In-house roles lure Japanese lawyers
Japanese lawyers are increasingly taking up positions in-house as companies in the region turn to their own legal departments to cut costs and advise on compliance.
According to the Japan Federation of Bar Associations (JFBA), 770 Japanese-qualified lawyers – known as bengoshi -- are now working in corporate law departments. This is a significant rise from a decade ago, when just 64 bengoshi worked in-house.
However, the recent figures only make up a small percentage of the 32,000 bengoshi currently qualified to practise, reports the Asian Lawyer web.
Local recruiters cited several factors for increasing moves in house, with the most prominent being the lasting economic impact of the 2011 earthquake and tsunami, which has forced companies to cut costs and solve legal issues internally.
Several high-profile scandals also rocked the legal landscape, including one at the Daio Paper Corporation, whose former chairman, Mototaka Ikawa, was sentenced in October to a four-year prison term for using company cash to pay off gambling debts, a case that prompted a greater emphasis on compliance more widely in corporate Japan.

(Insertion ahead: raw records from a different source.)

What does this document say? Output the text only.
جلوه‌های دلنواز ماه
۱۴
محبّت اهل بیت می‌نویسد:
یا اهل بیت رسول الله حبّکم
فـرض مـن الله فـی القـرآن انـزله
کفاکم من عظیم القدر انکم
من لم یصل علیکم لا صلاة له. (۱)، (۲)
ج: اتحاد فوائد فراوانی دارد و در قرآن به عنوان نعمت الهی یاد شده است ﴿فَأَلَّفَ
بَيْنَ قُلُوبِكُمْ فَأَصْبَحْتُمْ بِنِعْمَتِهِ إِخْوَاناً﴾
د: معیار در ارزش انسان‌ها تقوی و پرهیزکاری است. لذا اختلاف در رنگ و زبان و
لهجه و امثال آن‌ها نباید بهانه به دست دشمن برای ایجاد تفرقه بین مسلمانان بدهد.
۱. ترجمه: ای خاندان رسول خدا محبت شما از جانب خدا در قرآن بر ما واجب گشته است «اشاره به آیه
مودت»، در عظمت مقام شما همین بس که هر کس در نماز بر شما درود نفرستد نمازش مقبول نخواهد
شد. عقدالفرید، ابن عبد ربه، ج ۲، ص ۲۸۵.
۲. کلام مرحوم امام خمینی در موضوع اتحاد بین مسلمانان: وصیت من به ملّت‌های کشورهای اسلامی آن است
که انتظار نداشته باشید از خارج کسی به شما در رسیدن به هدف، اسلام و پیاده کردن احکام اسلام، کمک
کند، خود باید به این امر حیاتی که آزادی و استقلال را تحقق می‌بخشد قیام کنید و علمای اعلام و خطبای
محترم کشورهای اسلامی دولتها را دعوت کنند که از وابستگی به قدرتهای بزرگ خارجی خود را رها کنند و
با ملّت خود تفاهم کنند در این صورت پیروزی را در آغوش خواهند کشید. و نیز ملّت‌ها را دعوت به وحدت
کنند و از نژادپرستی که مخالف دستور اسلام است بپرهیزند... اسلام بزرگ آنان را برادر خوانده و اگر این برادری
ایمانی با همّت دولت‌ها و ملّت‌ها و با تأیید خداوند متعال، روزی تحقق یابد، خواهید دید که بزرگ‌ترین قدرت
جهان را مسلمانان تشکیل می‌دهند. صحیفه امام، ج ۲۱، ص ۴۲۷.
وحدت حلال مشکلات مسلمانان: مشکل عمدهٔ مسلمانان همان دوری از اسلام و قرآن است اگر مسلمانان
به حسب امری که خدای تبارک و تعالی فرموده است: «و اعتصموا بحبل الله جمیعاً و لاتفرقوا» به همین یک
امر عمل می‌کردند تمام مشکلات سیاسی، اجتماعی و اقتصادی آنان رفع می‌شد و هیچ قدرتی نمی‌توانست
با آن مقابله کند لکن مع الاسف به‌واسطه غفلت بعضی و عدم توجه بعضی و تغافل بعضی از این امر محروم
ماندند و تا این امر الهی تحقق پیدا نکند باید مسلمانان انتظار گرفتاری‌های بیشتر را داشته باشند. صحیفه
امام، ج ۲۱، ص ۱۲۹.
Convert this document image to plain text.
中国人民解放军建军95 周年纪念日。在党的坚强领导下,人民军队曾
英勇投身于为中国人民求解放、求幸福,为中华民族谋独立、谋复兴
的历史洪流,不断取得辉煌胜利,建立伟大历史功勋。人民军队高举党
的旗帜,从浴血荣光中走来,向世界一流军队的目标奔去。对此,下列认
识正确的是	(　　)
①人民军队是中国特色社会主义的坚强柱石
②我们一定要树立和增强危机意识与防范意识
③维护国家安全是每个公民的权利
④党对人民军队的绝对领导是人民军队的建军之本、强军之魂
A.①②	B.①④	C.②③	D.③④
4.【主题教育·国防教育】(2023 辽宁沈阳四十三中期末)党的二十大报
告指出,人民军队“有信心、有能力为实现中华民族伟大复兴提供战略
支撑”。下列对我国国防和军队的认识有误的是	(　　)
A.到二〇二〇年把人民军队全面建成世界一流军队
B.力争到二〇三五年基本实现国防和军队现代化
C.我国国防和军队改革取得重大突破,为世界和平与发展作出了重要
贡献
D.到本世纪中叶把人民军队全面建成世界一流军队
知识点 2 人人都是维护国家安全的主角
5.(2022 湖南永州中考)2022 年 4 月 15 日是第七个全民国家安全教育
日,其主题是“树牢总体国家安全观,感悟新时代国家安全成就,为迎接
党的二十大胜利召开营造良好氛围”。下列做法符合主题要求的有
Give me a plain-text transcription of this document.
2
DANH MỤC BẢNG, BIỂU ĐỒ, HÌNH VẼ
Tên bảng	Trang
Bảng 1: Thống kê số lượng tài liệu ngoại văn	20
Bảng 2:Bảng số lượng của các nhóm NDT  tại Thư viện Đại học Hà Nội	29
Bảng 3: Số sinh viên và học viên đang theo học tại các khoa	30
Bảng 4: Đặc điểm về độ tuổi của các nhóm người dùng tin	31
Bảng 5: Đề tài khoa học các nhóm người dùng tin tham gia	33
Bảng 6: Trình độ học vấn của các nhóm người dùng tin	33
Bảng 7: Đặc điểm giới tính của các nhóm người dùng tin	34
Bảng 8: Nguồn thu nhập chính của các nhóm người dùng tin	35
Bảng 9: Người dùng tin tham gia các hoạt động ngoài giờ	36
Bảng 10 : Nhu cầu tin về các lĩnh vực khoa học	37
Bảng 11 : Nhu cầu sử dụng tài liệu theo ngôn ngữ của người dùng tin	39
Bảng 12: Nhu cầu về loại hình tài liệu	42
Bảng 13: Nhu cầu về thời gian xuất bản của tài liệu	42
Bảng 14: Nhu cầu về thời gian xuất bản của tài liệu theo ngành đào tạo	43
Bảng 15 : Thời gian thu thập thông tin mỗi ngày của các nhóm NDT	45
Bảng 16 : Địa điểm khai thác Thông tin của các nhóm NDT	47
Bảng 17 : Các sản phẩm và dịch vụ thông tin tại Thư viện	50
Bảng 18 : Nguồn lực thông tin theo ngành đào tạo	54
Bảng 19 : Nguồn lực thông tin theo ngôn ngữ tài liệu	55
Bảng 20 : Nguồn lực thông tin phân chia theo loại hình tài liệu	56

But according to Yasushi Murofushi, president of the Japan In-House Lawyers Association, the biggest single reason for the shift is simply because of the increase in lawyers. According to bar association statistics, the number of bengoshi has increased by 12,000 since 2005 -- equal to the growth in the 50 years to 2001.
Tadaaki Sugiyama, general counsel at chemical and cosmetics business Kao Corporation, agreed with Mr Murofushi, adding that the influx of new graduates has given corporations the chance to hire well-qualified bengoshi at lesser salaries. ‘For me it's a good chance to hire a person with professional knowledge at a lower cost,’ he said.